Does famo.us actually run at 60fps on mobile devices? Or more generally, how can we actually measure fps for famo.us animations?
======
malandrew
Yes, it runs at 60fps on several modern devices. For those devices where it
does not run at 60fps, it is usually able to run at comparable fps to native
apps on that same device. At the end of the day, both famous and native apps
are still subject to the limitations of the hardware. Furthermore, frame rate
for famous is also affected by the number of surfaces you move around.
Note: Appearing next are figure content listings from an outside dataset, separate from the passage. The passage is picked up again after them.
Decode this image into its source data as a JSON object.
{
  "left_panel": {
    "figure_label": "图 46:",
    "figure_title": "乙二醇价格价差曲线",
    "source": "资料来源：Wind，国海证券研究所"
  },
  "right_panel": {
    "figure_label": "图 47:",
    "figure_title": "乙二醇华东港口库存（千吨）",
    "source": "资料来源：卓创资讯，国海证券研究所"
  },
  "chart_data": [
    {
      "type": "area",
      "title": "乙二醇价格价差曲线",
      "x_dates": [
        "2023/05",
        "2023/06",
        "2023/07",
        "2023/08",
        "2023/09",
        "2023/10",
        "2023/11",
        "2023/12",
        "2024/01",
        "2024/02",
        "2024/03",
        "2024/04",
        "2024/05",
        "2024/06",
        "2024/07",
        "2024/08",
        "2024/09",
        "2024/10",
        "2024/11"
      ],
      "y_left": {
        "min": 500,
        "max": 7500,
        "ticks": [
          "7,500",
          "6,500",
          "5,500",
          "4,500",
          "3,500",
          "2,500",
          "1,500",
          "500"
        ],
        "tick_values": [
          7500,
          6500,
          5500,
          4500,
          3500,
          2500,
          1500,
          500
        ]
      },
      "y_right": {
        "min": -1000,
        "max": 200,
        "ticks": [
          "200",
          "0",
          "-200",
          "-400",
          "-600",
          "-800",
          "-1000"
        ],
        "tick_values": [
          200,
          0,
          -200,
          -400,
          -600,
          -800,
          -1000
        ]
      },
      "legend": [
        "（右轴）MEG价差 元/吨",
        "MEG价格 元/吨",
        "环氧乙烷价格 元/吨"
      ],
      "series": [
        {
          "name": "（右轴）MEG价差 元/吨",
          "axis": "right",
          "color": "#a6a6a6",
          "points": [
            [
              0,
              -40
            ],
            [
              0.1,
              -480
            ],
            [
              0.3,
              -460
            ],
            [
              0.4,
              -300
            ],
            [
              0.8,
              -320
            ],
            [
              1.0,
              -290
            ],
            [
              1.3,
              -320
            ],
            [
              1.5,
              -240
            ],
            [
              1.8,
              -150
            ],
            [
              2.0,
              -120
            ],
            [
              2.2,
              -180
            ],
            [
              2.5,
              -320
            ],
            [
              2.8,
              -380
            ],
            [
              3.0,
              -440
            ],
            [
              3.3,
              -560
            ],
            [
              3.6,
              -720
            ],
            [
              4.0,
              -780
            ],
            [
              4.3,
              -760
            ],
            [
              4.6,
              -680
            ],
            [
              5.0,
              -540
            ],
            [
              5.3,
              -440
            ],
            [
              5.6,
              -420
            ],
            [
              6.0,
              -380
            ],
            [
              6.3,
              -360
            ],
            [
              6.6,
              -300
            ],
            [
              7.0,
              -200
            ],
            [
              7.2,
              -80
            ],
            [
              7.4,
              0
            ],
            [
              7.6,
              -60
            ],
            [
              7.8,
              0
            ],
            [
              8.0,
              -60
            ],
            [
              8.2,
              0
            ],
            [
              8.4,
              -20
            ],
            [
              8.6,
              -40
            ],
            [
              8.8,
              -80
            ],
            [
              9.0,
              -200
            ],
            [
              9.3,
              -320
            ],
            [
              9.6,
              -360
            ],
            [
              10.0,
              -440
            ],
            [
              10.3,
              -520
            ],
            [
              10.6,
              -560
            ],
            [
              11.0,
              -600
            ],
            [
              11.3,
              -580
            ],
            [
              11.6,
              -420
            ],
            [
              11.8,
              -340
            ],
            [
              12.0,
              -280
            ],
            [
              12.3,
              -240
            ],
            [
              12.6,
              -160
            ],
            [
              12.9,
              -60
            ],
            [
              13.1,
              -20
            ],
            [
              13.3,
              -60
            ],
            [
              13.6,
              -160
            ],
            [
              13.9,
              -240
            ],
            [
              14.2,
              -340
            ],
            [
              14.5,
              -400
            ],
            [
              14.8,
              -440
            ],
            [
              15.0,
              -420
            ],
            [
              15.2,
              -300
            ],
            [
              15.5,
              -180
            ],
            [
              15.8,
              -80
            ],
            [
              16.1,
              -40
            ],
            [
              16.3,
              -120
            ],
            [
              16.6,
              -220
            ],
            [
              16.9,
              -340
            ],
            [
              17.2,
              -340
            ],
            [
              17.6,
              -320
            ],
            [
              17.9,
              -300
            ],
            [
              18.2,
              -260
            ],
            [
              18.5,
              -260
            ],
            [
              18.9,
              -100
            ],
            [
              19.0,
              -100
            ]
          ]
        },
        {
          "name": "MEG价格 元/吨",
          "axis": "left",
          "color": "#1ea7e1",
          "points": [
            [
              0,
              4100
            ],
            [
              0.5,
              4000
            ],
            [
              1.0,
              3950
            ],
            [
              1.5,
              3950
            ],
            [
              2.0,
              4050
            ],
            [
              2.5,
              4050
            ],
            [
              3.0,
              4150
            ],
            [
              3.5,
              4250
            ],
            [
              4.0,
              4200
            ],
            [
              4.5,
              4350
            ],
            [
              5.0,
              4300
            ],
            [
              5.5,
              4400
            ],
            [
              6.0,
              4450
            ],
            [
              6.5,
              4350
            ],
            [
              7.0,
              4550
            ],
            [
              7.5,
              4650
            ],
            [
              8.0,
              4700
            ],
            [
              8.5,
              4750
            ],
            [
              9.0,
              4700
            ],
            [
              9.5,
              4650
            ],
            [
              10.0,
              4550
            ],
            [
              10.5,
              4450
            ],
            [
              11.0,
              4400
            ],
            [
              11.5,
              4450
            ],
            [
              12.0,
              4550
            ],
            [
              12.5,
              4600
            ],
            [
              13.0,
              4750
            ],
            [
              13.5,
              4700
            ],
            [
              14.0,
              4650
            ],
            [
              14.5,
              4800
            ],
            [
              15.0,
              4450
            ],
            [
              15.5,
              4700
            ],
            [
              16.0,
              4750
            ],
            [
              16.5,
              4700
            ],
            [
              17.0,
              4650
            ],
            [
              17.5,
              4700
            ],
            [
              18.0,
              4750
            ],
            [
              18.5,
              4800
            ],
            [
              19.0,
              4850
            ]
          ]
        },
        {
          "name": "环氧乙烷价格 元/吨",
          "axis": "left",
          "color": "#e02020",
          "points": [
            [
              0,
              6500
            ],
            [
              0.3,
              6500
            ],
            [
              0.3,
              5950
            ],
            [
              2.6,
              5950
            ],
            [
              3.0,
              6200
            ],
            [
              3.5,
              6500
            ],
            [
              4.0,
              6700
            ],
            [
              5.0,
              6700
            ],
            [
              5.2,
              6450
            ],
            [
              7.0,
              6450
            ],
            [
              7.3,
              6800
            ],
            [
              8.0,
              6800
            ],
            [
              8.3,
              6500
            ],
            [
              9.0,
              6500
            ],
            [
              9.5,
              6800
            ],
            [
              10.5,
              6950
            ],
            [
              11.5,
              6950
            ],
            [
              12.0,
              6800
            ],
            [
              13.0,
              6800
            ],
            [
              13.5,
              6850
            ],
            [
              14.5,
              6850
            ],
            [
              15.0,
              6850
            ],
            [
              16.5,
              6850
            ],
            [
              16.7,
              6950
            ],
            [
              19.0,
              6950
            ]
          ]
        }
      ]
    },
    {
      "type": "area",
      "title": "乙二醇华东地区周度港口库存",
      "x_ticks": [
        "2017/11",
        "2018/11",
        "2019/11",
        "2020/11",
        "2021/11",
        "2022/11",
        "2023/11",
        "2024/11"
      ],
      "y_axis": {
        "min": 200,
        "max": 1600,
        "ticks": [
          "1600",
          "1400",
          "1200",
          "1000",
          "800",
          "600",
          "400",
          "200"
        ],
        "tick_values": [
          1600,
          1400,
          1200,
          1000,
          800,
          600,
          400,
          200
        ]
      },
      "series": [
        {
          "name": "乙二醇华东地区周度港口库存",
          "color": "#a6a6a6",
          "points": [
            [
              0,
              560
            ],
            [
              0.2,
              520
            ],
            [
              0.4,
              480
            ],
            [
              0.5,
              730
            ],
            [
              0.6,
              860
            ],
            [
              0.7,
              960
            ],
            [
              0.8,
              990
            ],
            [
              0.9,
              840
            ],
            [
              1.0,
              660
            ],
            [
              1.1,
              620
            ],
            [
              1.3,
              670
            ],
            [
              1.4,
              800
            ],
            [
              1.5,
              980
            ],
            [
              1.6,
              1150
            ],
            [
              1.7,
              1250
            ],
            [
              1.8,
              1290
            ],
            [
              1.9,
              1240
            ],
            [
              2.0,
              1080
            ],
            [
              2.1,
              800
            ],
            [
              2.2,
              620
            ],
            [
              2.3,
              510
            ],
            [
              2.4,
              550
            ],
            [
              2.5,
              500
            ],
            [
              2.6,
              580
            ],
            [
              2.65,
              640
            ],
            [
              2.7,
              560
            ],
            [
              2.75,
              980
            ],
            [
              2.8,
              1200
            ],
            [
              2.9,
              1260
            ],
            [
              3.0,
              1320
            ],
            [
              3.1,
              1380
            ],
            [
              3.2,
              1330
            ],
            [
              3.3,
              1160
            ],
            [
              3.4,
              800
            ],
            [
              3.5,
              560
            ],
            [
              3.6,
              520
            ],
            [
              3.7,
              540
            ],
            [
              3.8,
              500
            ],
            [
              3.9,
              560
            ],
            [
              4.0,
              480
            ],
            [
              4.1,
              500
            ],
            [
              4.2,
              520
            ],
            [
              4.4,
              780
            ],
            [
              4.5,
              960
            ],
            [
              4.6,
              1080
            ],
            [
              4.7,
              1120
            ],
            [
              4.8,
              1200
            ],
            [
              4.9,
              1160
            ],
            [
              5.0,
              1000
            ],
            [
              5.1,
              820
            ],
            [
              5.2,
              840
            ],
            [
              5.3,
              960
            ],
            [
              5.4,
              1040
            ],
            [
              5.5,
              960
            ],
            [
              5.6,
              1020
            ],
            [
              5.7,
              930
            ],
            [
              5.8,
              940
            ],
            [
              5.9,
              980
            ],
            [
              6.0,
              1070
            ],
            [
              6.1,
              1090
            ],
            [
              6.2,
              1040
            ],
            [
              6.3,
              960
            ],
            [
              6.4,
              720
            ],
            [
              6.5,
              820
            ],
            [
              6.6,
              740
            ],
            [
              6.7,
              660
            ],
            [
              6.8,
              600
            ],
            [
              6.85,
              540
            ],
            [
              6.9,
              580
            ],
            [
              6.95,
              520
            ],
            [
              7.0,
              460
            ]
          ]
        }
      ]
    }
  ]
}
This is
similar to fps in iOS apps being impacted by the number of layers in
CoreAnimation. @zawaung on twitter has performed some stress tests
demonstrating fps and stability with hundreds of surfaces:

1st test: 200 surfaces:
[https://www.youtube.com/watch?v=0Rbm4QBpiE4](https://www.youtube.com/watch?v=0Rbm4QBpiE4)

2n test: 400 surfaces:
[https://www.youtube.com/watch?v=5sgtaKu9vkE](https://www.youtube.com/watch?v=5sgtaKu9vkE)

Lastly, the Engine module has a function called getFPS() that can be used to
check the framerate:

[https://github.com/Famous/core/blob/master/Engine.js#L214](https://github.com/Famous/core/blob/master/Engine.js#L214)

Out of curiosity, why did you make a throwaway account to post this question?